Despite being built with "leftovers," the 126-year-old Assembly Hall is an impressive, though often overlooked, structure on Temple Square.
Constructed mostly with cast-off stone from the building of the Salt Lake Temple of The Church of Jesus Christ of Latter-day Saints, the Assembly Hall was officially dedicated in 1882.
Although the Assembly Hall's granite rock came from the same quarry in Little Cottonwood Canyon as the granite for the Salt Lake Temple, its stones were not cut as precisely as those for the temple. Hence, the Assembly Hall has a rougher and darker texture with greater spacing between blocks.

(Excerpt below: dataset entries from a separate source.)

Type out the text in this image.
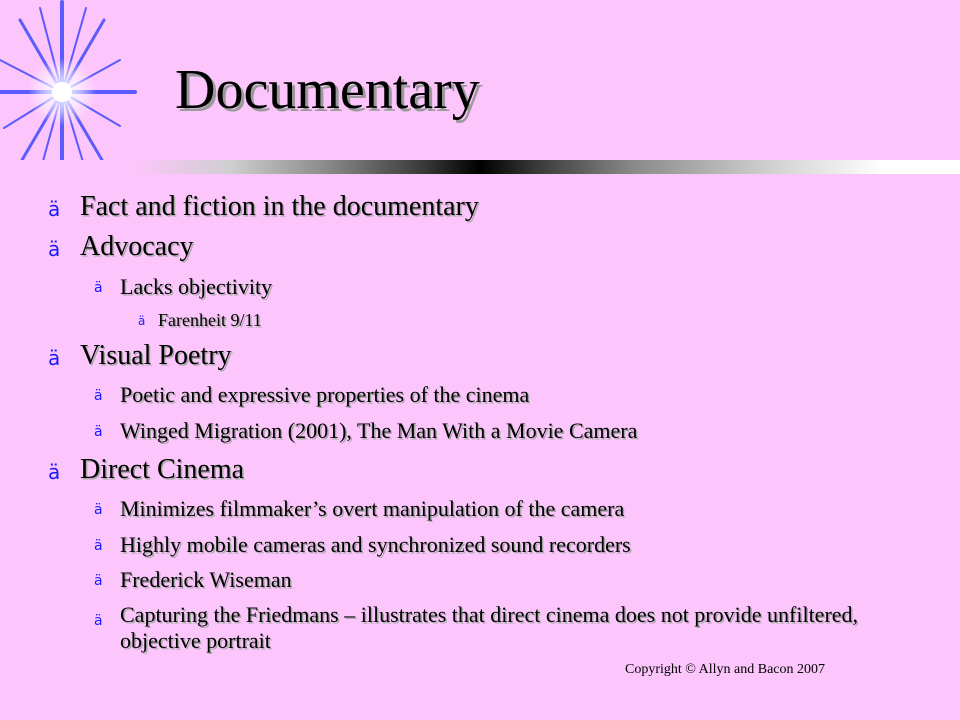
Documentary
ä Fact and fiction in the documentary
ä Advocacy
ä Lacks objectivity
ä Farenheit 9/11
ä Visual Poetry
ä Poetic and expressive properties of the cinema
ä Winged Migration (2001), The Man With a Movie Camera
ä Direct Cinema
ä Minimizes filmmaker’s overt manipulation of the camera
ä Highly mobile cameras and synchronized sound recorders
ä Frederick Wiseman
ä Capturing the Friedmans – illustrates that direct cinema does not provide unfiltered, objective portrait
Copyright © Allyn and Bacon 2007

The Assembly Hall, built by pioneers beginning in 1877, is described by the church's Web site as "a charming Gothic-style building with lovely stained-glass windows." It can seat 1,200 people, and has a main floor and balcony. That compares to 4,000 people in the Tabernacle and 21,000 in the Conference Center.
Often overshadowed by the larger Tabernacle or the modern Conference Center, the Assembly Hall has a fascinating history though it isn't widely known.
It was built to provide a more efficient structure that could be heated in the winter, according to the Mormon Historical Sites Registry and the church's Ensign magazine. President Brigham Young announced plans to build the Assembly Hall at a priesthood meeting in the Salt Lake Stake on Aug. 11, 1877 just 18 days before he died.
Initially, the building was mostly for meetings of the Salt Lake Stake. The spacious interior of the Tabernacle defied heating technology of the day. The Assembly Hall was smaller and boasted a steam heating system, piped under alternate benches throughout and with a dozen radiators against the interior walls.
The hall also was superbly lighted in its early days, with 24 gas lamps and a gigantic chandelier with 12 gas jets.
So, if Sunday was a cold winter day, meetings would often be held in the comfort of the Assembly Hall, instead of the cold Tabernacle, according to an 1882 report in the Deseret News.
It is likely this practice lasted through much of the rest of the 19th century. Fewer members likely attended meetings on cold winter days, and so the smaller Assembly Hall was probably adequate in size.
Led by Henry Grow, construction on the Assembly Hall lasted about three years. Church members in the Salt Lake area were encouraged to donate at least one day's labor toward its construction.
The "Bowery," a series of poles and braces supporting tree branches to block the summer sun, was the first structure to occupy the southwest corner of Temple Square, where the Assembly Hall is today.
The adobe "Old Tabernacle" was located there from 1852 to 1877; it seated 2,500. The Salt Lake Tabernacle opened in 1875.
Obed Taylor designed the Assembly Hall in the popular-at-that-time Gothic Victorian Style.
Construction on the Assembly Hall confused some Salt Lake residents, many referring to it as a "new tabernacle." Hence, LDS Church President John Taylor named it the "Salt Lake Assembly Hall" in 1879. The building cost about $90,000.
President Joseph F. Smith, a counselor in the First Presidency, dedicated the Assembly Hall on Jan. 8, 1882.
"May the spirit of the holy gospel dwell in the midst of the people that shall come from Sabbath to Sabbath, and from time to time, to attend the meetings and worship in this house," President Smith stated in his dedicatory prayer.
The Assembly Hall resembles a small Gothic cathedral. It also boasts 24 spires around its perimeter. Stars of David are circumscribed high above each entrance.
The building has been modified and renovated over the years. For example, a weather vane, featuring a 4-foot-tall angel, like one that once topped the first Nauvoo (Ill.) Temple, was eventually removed from the Assembly Hall. Also, some original ceiling murals that depicted the Nauvoo and Kirtland (Ohio) temples, as well as other scenes from early church history such as Joseph Smith's First Vision, were removed or painted over during a renovation.
An extensive renovation on the building, seeking to restore it to its original grandeur after a century of use, took place from 1979 to 1983. This work also corrected some structural weaknesses in the building's tower and roof trusses. Steel enhanced the original roof trusses.
Each of the hall's 24 spires were capped with new fiberglass spires, as the original ones had deteriorated. These were molded to the exact shape of the originals.
All softwood benches in the Assembly Hall were replaced, and a new 3,489-pipe organ was installed. A new roof and flooring were also a part of that renovation. All woodwork was refinished and drapes were replaced with window shutters.
A large basement area was enhanced beneath the main hall, where there are three organ practice rooms. A concert grand piano and two harpsichords were added to the building's musical facilities.
The building's acoustics were also improved then by installing 800 small speakers under the benches.
Today, the Assembly Hall hosts periodic music concerts and is used for an occasional funeral.It is open daily 9 a.m. to 9 p.m., like most of Temple Square, and concerts are often held there on Fridays and Saturdays at 7:30 p.m.